The Lebanese can no longer pretend that they are capable of co-existence. The time has come to divide the country.
Lebanon must choose secularism to succeed
Lebanon is presently caught in a bottleneck. The Lebanese can no longer pretend that they are capable of co-existence, says Hassan Younes in an opinion article for the Qatari daily Al Watan. It is not the citizens but rather their politicians that promote sectarianism to safeguard interests. The time has come to divide the country. Those who talk about co-existence do nothing but push in the direction of a new civil war that would be more devastating than the last.
Unfortunately, politicians find a large base of supporters in their respective sects. Division looms unless a fundamental change occurs, such as a military uprising to purge the political scene and lay the grounds for a new era based on citizenship and not sectarianism. Lebanon needs new secular laws that incriminate political mobilisation along confessional lines. The time is ripe for change or Lebanon will always remain prey to crises and wars. In the absence of a comprehensive revision of laws, the ideal solution would be to divide the country into sectarian provinces.
Lebanon's only bid for recovery or prosperity can only be achieved through a genuine democratic system that emphasises citizenship rights notwithstanding religious or sectarian considerations.
Clinton stirs anger with Israel comments
Former US president Bill Clinton inadvertently condemned Israel recently when he said that 16 per cent of Israelis still speak Russian, as it was their mother tongue prior to migration to Israel 20 years ago, says the Emirati daily Akhbar Al Arab in its editorial.
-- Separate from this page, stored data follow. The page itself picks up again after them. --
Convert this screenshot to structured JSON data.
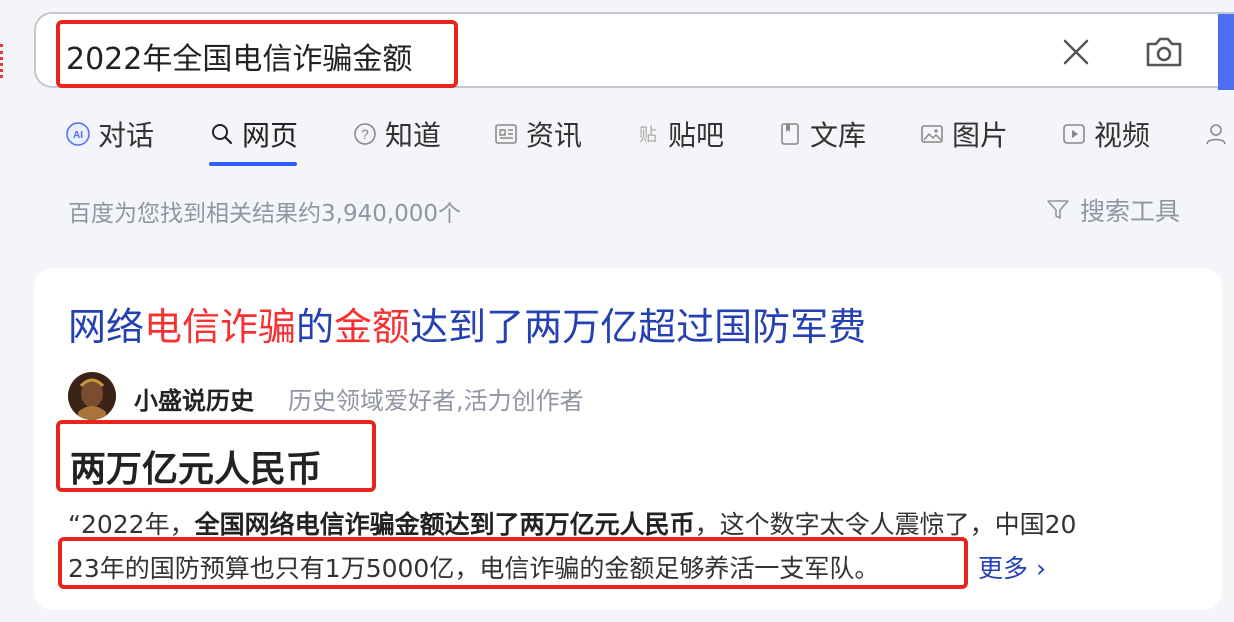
{
  "search": {
    "query": "2022年全国电信诈骗金额"
  },
  "tabs": [
    {
      "label": "对话",
      "icon": "ai-chat-icon"
    },
    {
      "label": "网页",
      "icon": "search-icon",
      "active": true
    },
    {
      "label": "知道",
      "icon": "question-icon"
    },
    {
      "label": "资讯",
      "icon": "news-icon"
    },
    {
      "label": "贴吧",
      "icon": "tieba-icon"
    },
    {
      "label": "文库",
      "icon": "document-icon"
    },
    {
      "label": "图片",
      "icon": "image-icon"
    },
    {
      "label": "视频",
      "icon": "video-icon"
    }
  ],
  "result_count": "百度为您找到相关结果约3,940,000个",
  "search_tools": "搜索工具",
  "result": {
    "title_parts": [
      "网络",
      "电信诈骗",
      "的",
      "金额",
      "达到了两万亿超过国防军费"
    ],
    "author": "小盛说历史",
    "author_desc": "历史领域爱好者,活力创作者",
    "answer": "两万亿元人民币",
    "snippet_line1_a": "“2022年，",
    "snippet_line1_b": "全国网络电信诈骗金额达到了两万亿元人民币",
    "snippet_line1_c": "，这个数字太令人震惊了，中国20",
    "snippet_line2": "23年的国防预算也只有1万5000亿，电信诈骗的金额足够养活一支军队。",
    "more": "更多"
  },
  "colors": {
    "accent": "#4e6ef2",
    "link": "#2440b3",
    "highlight": "#f73131",
    "annotation": "#e8251c"
  }
}
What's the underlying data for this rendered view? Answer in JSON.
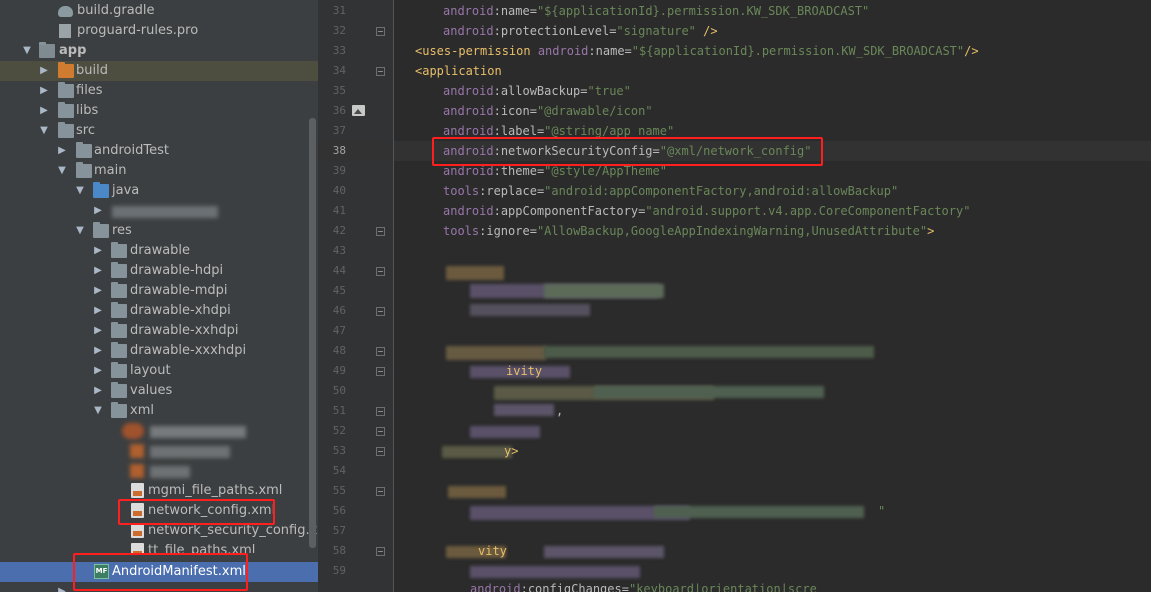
{
  "tree": {
    "rows": [
      {
        "label": "build.gradle",
        "type": "gradle"
      },
      {
        "label": "proguard-rules.pro",
        "type": "pro"
      },
      {
        "label": "app",
        "type": "module"
      },
      {
        "label": "build",
        "type": "folder"
      },
      {
        "label": "files",
        "type": "folder"
      },
      {
        "label": "libs",
        "type": "folder"
      },
      {
        "label": "src",
        "type": "folder"
      },
      {
        "label": "androidTest",
        "type": "folder"
      },
      {
        "label": "main",
        "type": "folder"
      },
      {
        "label": "java",
        "type": "folder"
      },
      {
        "label": "",
        "type": "blurred"
      },
      {
        "label": "res",
        "type": "folder"
      },
      {
        "label": "drawable",
        "type": "folder"
      },
      {
        "label": "drawable-hdpi",
        "type": "folder"
      },
      {
        "label": "drawable-mdpi",
        "type": "folder"
      },
      {
        "label": "drawable-xhdpi",
        "type": "folder"
      },
      {
        "label": "drawable-xxhdpi",
        "type": "folder"
      },
      {
        "label": "drawable-xxxhdpi",
        "type": "folder"
      },
      {
        "label": "layout",
        "type": "folder"
      },
      {
        "label": "values",
        "type": "folder"
      },
      {
        "label": "xml",
        "type": "folder"
      },
      {
        "label": "",
        "type": "blurred"
      },
      {
        "label": "",
        "type": "blurred"
      },
      {
        "label": "mgmi_file_paths.xml",
        "type": "xml"
      },
      {
        "label": "network_config.xml",
        "type": "xml"
      },
      {
        "label": "network_security_config.xml",
        "type": "xml"
      },
      {
        "label": "tt_file_paths.xml",
        "type": "xml"
      },
      {
        "label": "AndroidManifest.xml",
        "type": "manifest"
      }
    ],
    "manifest_badge": "MF"
  },
  "editor": {
    "line_numbers": [
      "31",
      "32",
      "33",
      "34",
      "35",
      "36",
      "37",
      "38",
      "39",
      "40",
      "41",
      "42",
      "43",
      "44",
      "45",
      "46",
      "47",
      "48",
      "49",
      "50",
      "51",
      "52",
      "53",
      "54",
      "55",
      "56",
      "57",
      "58",
      "59"
    ],
    "current_line": "38",
    "code": {
      "l31": [
        "android",
        ":",
        "name",
        "=",
        "\"${applicationId}.permission.KW_SDK_BROADCAST\""
      ],
      "l32": [
        "android",
        ":",
        "protectionLevel",
        "=",
        "\"signature\"",
        "/>"
      ],
      "l33": [
        "<uses-permission ",
        "android",
        ":",
        "name",
        "=",
        "\"${applicationId}.permission.KW_SDK_BROADCAST\"",
        "/>"
      ],
      "l34": [
        "<application"
      ],
      "l35": [
        "android",
        ":",
        "allowBackup",
        "=",
        "\"true\""
      ],
      "l36": [
        "android",
        ":",
        "icon",
        "=",
        "\"@drawable/icon\""
      ],
      "l37": [
        "android",
        ":",
        "label",
        "=",
        "\"@string/app_name\""
      ],
      "l38": [
        "android",
        ":",
        "networkSecurityConfig",
        "=",
        "\"@xml/network_config\""
      ],
      "l39": [
        "android",
        ":",
        "theme",
        "=",
        "\"@style/AppTheme\""
      ],
      "l40": [
        "tools",
        ":",
        "replace",
        "=",
        "\"android:appComponentFactory,android:allowBackup\""
      ],
      "l41": [
        "android",
        ":",
        "appComponentFactory",
        "=",
        "\"android.support.v4.app.CoreComponentFactory\""
      ],
      "l42": [
        "tools",
        ":",
        "ignore",
        "=",
        "\"AllowBackup,GoogleAppIndexingWarning,UnusedAttribute\"",
        ">"
      ],
      "l49": "ivity",
      "l51": ",",
      "l53": "y>",
      "l56": "\"",
      "l57": "vity",
      "l59": [
        "android",
        ":",
        "configChanges",
        "=",
        "\"keyboard|orientation|scre"
      ]
    }
  },
  "colors": {
    "highlight": "#ff1f1f",
    "selection": "#4b6eaf",
    "tag": "#e8bf6a",
    "namespace": "#9876aa",
    "value": "#6a8759"
  }
}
Mr Clinton was only saying the truth, which seems to hurt the international conscience and pro-Zionists that have tried to convince the world that Israel is the land of the Jews. Clinton added that Russian immigrants in Israel hinder chances for peace. He explained that one million Russian immigrants streamed into Israel after 1989. They are extremely radical and strongly oppose the division of territories.
Evidently, Mr Clinton's discourse was met with severe criticism in Israel. But this could mean only one thing: Israeli history is based on quicksand. It has no firm foundation and no clear future to move forward to. Israel seeks to remedy its alienation by alternately identifying with the west or east. How can a state be built on lies, asks the newspaper? It concludes, saying that Israel is currently at a historical and religious impasse.
Iran must look to settle with America
Vladimir Lenin, leader of the Russian Bolshevik revolution once said: "History only provides a few opportunities for successful revolutions." In his opinion article for the Emirati daily Al Khaleej, Saad Mehio says that Iran is now ripe for such an moment, not for a new revolution but rather for a transition from this era of revolution to one of statehood. That could be achieved through a major deal with the US.
The timing is supported by two significant developments: firstly, Iran's regional gains from US military and political setbacks in Iraq, Afghanistan, Palestine and the Islamic world. Secondly, the Obama administration's eagerness to end the region's armed conflict and replace it with a long-term political strategy. Obama's reticence to opt for a military strike against Iran proves that he is prepared to discuss a deal.
The state of Iran's economy must also encourage Tehran to look more seriously into a possible compromise. The impact of international economic sanctions is being felt. Despite all Iranian claims to the contrary, the country is in dire need of western technology. Tehran's dependence on China and Turkey is also in jeopardy, as both nations would readily turn their backs on it for bigger stakes with the US.
President Mahmoud Ahmadinejad must put this into perspective and grab this rare opportunity for a much-needed compromise with the US.
Saudi weighs in on Iraq security cooperation
Tareq al Homayed, editor-in-chief of the pan-Arab daily Asharq Al Awsat commented on a recent statement by Prince Nayef bin Abdul Aziz, Saudi's second deputy prime minister and minister of interior on Saudi-Iraq ties. He spoke at the closing of a ministerial meeting of Iraq's friends in Bahrain.
Prince Nayef said that security relations between Saudi and Iraq are evolving. Despite current circumstances that hinder full cooperation on the part of Baghdad, Saudi is fully prepared to co-operate with Iraq on security matters, without reservation. Such statements are highly significant as they come at a time when Iraq is undergoing challenges no less serious than those posed at the fall of former Iraqi president Saddam Hussein.
With the withdrawal of US forces and the many stumbling blocks in the formation of a viable government, various sides are multiplying efforts to intervene in the formation of the awaited government. Prince Nayef's statements confirm that Riyadh is aware that Iraq's security and stability are vital for Saudi's security. This is especially so given that borders between both countries are used for the smuggling of weapons, drugs and terrorists, all of which no less dangerous for Saudis than they are for Iraqis.